Дети переглянулись. Не очень-то приятно, когда над тобой смеются, особенно, если ты ничего такого не сделал. Но им показалось, что миссис Пирс будет смеяться ещё больше, если рассказать ей, зачем на самом деле им понадобилась тачка.

— О, пожалуйста, не смейтесь над нами больше, — сказала Мэйвис, подбираясь ближе к миссис Пирс, — хотя вы и так такая душечка, что больше не сердитесь. Вы ведь не расскажете, правда?

— Ну, ладно уж, на сей раз вам это сойдёт с рук. Но вы пообещаете никогда так больше не поступать, верно?

— Мы, правда, больше так не будем! — в один голос честно заверили дети.

— Тогда — быстро в кровать, а я, пока вашей мамы нет, высушу ваши вещи. А завтра утром, когда буду ждать ребят, я их выглажу.

— Вы — настоящий ангел, — сказала Мэйвис, обнимая её.

— Да уж, по сравнению с вами, маленькие чертенята, — отозвалась миссис Пирс, обнимая девочку. — А теперь идите и как следует выспитесь.

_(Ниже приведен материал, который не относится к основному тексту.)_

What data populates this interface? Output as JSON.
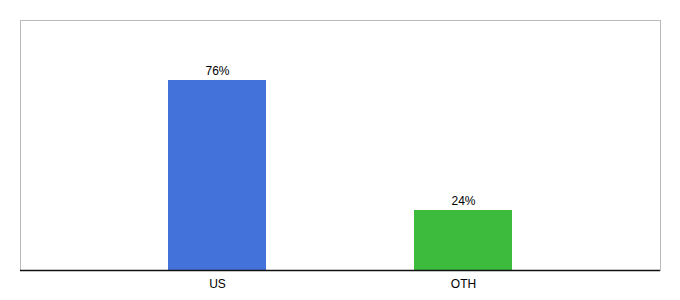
{
  "chart_data": {
    "type": "bar",
    "categories": [
      "US",
      "OTH"
    ],
    "values": [
      76,
      24
    ],
    "value_labels": [
      "76%",
      "24%"
    ],
    "colors": [
      "#4472db",
      "#3dbb3d"
    ],
    "ylim": [
      0,
      100
    ],
    "data_labels": true,
    "tick_labels": "x",
    "grid": false
  }
}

Когда Мэйвис и Фрэнсис спустились к очень позднему завтраку, они почувствовали, что судьба всё-таки не так чудовищно жестока.

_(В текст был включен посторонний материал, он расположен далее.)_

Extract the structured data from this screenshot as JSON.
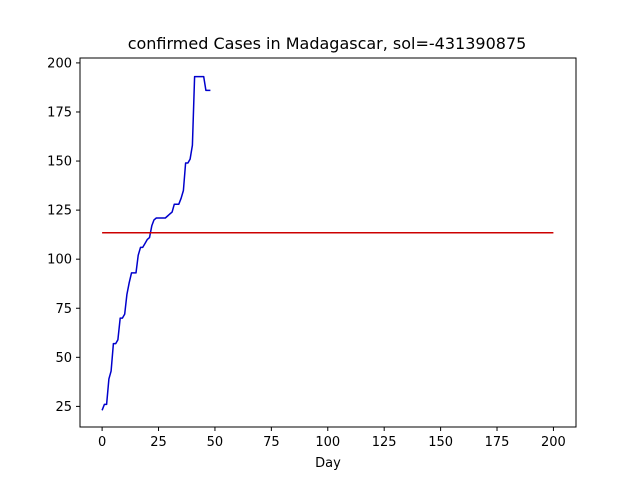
{
  "chart_data": {
    "type": "line",
    "title": "confirmed Cases in Madagascar, sol=-431390875",
    "xlabel": "Day",
    "ylabel": "",
    "xlim": [
      -9.8,
      210.0
    ],
    "ylim": [
      14.5,
      202.5
    ],
    "xticks": [
      0,
      25,
      50,
      75,
      100,
      125,
      150,
      175,
      200
    ],
    "yticks": [
      25,
      50,
      75,
      100,
      125,
      150,
      175,
      200
    ],
    "grid": false,
    "series": [
      {
        "color": "#0000cc",
        "x": [
          0,
          1,
          2,
          3,
          4,
          5,
          6,
          7,
          8,
          9,
          10,
          11,
          12,
          13,
          14,
          15,
          16,
          17,
          18,
          19,
          20,
          21,
          22,
          23,
          24,
          25,
          26,
          27,
          28,
          29,
          30,
          31,
          32,
          33,
          34,
          35,
          36,
          37,
          38,
          39,
          40,
          41,
          42,
          43,
          44,
          45,
          46,
          47,
          48
        ],
        "y": [
          23,
          26,
          26,
          39,
          43,
          57,
          57,
          59,
          70,
          70,
          72,
          82,
          88,
          93,
          93,
          93,
          102,
          106,
          106,
          108,
          110,
          111,
          117,
          120,
          121,
          121,
          121,
          121,
          121,
          122,
          123,
          124,
          128,
          128,
          128,
          131,
          135,
          149,
          149,
          151,
          158,
          193,
          193,
          193,
          193,
          193,
          186,
          186,
          186
        ]
      },
      {
        "color": "#cc0000",
        "x": [
          0,
          200
        ],
        "y": [
          113.5,
          113.5
        ]
      }
    ]
  }
}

— Ваши мама и папа отправились по своим делам, — сказала миссис Пирс, ставя на стол яичницу с беконом, — вернутся не раньше обеда. Так что я дала вам поспать подольше. Малыши проснулись три часа назад и ушли на пляж. Я сказала, чтобы дали вам отоспаться, хотя и видела, что им страсть как хотелось узнать, сколько креветок вы наловили. Я так думаю, что они ожидали полную тачку. Да и вы, верно, тоже?

— А как вы догадались, что они знали про нас? — спросил Фрэнсис.

— Уж с этим шушуканьем по углам да с разглядыванием тачки… тут и кошке стало бы ясно. А теперь пошевеливайтесь! Ваша одежда уже почти сухая, а мне ещё нужно перемыть всю посуду.

— Какая же вы чудесная! — воскликнула Мэйвис. — Что бы с нами было без вас?

— Посадили бы вас на хлеб и воду. И — в постель, без разговоров. А вместо этого, вам досталась эта чудесная яичница с беконом. И вы будете играть на пляже. Так вот, — ответила миссис Пирс.

На пляже они разыскали Кэтлин и Бернарда. Сейчас, при свете яркого тёплого солнца, им показалось, что, пожалуй, стоило пройти все испытания прошлой ночи, хотя бы ради удовольствия рассказать о них тем, кто провёл это время в сухости и безопасности, в тёплых кроватях.

— Хотя, по правде говоря, — произнесла Мэйвис, закончив повествование, — когда сидишь здесь, на пляже, и видишь все эти зонтики, детей в песке, дам с вязанием, курящих джентльменов, бросающих в воду камни, сложно поверить, что могло быть какое-то волшебство. А теперь вы знаете — оно было…

— Это как я вам рассказывал… про такие вещи, как радий, — сказал Бернард. — Они не волшебные, потому что ещё не найдены. И русалки всегда существовали, только, конечно, люди об этом не знали.

— Но ведь она разговаривает! — воскликнул Фрэнсис.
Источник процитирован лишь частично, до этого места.